How does misinformation spread in a social network?
False information spreads easily on social media. Traditionally, machine learning (ML) methods for misinformation prediction have used natural language processing (NLP) tools. However, NLP tools struggle at this task, since tweets may have too little text to classify confidently, for rare events like the COVID pandemic, there may not be much data on which to train a model.

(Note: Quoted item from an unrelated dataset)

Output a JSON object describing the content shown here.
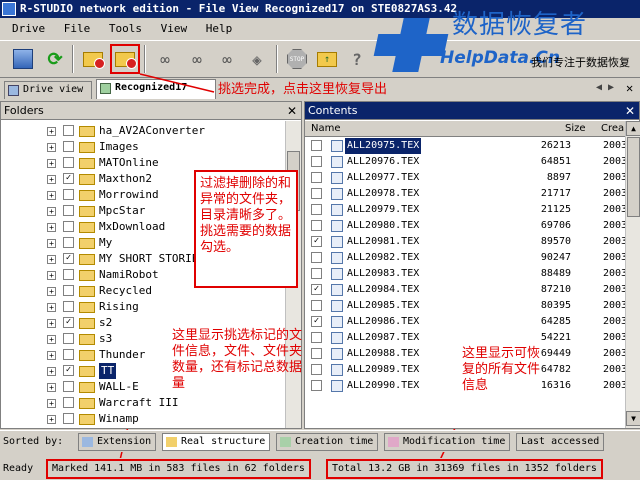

In Summer 2022, two students of mine worked on a project trying to detect misinformation in a dataset of COVID+5G misinformation. The goal is to detect whether information spreads in a distinctive way. This is because any given misinformation can be detected after the fact from examples – but when something unprecedented is happening (like COVID!!) we won’t have any data about what misinfo on that topic might look like.
This project ended up successfully reproducing some prior work on using Graph Neural Networks to predict whether a given tweet contained misinformation or not. However, we did not develop any approaches that outperformed this baseline.
Here’s our poster:
Simay Cural ’24
Simay worked on extracting motifs from graphs.
The goal was to see whether misinformation graphs have particular substructures, as compared to true info.
Simay has gone on to pursue a M.S. in Computer Science at Columbia.
Max Perozek ’23
Max worked on reproducing prior work using graph neural networks. He also worked on all of the data pre-processing and cleaning.
Max is currently a data scientist at Whoop, a fitness wearable and software company.